This understanding of TC formation at enhancers guided by chromatin adaptor proteins requires a return to the constraints of 3D genome organization and nuclear architecture. Chromatin organization is regulated by the structure of nucleosomes and large nonconcatenated loops of chromatin at multiple scales, as well as epigenetic histone modifications and structural genome organizing proteins including CTCF, cohesin, and others [Citation78]. Any discussion of TCs must take these overriding physical constraints into consideration, and they should ultimately be modeled and understood in the context of the nuclear environment. Modeling true-to-scale ensembles of chromatin finds that actively transcribed chromatin is enriched at interchromatin regions and exposed to the milieu of the nucleoplasm, and that synthetic beads, roughly the size of many proposed TCs at dozens of nanometers in diameter, are confined to the interchromatin space [Citation79]. The development of 3D-SIM super-resolution microscopy, particularly suited for imaging nuclear organization and sensitive enough to capture slight changes in chromatin intensity, has enabled several segmentation-based approaches to delineate the interchromatin space [Citation80]. These approaches have also been adapted to chromatin marks and structural proteins, demonstrating that the most active molecular sites are significantly enriched at the interface between compacted chromatin and the RNA-, protein- and solvent-rich interchromatin space [Citation81]. Other super-resolution microscopy analyses of chromatin states in individual cells have shown similar gradation of epigenetic marks and sites of transcription [Citation82]. Further, many aspects of chromatin organization such as topological domains may correspond to condensate formation at the boundaries between heterochromatin, active chromatin, and the nuclear milieu [Citation83]. It is possible that TCs can function to remodel repressive into open chromatin at the interchromatin boundary in response to developmental cues. The integration by chromatin adaptor proteins of specific TF binding, general transcription machinery recruitment and 3D genome re-organization through TCs at interchromatin boundaries is a previously unappreciated process that highlights how this mode of gene expression control is only beginning to be understood.

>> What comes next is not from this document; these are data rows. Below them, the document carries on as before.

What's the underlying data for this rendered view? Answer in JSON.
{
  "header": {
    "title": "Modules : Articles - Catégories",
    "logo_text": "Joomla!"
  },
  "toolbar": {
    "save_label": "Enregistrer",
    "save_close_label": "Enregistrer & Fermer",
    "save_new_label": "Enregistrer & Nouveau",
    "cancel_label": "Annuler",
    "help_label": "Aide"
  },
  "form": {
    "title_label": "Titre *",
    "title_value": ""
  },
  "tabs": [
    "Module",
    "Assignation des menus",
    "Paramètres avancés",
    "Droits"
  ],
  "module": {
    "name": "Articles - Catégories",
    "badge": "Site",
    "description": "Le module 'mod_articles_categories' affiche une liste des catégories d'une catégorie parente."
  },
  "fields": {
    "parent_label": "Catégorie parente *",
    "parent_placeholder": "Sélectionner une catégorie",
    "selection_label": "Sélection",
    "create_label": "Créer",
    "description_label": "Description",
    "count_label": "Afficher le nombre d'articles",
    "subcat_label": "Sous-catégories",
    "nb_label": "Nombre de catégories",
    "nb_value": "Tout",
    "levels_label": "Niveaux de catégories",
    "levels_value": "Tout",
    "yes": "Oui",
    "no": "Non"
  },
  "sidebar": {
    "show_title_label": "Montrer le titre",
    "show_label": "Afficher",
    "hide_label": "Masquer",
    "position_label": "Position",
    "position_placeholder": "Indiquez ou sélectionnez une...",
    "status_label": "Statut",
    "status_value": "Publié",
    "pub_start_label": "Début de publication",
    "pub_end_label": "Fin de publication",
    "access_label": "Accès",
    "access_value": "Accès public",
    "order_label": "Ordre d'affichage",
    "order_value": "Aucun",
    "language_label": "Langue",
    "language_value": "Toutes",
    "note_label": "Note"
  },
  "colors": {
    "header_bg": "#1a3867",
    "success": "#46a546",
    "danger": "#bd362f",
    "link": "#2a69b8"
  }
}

Targeting TCs for human health

The fundamental importance of biomolecular condensates makes them an intriguing but challenging target for therapeutic manipulation. The misregulation of condensates is implicated by pathogenic mutations of condensate-promoting proteins across the entire range of human diseases [Citation84]. In several types of cancer, various TFs are fused to condensate-forming proteins, driving aberrant TC formation at the TF binding sites [Citation12,Citation85]. TCs can also be utilized by endogenous retroviruses to increase their expression and can lead to pathological phenotypes [Citation36]. Accordingly, a number of both new and established pharmaceutical companies have programs to target condensates, but with varying levels of success. This may be due to discrepancies between in vitro assays suitable for drug screening but that miss relevant cellular contexts, highlighting the importance of cell-based assays for drug discovery and condensate formation.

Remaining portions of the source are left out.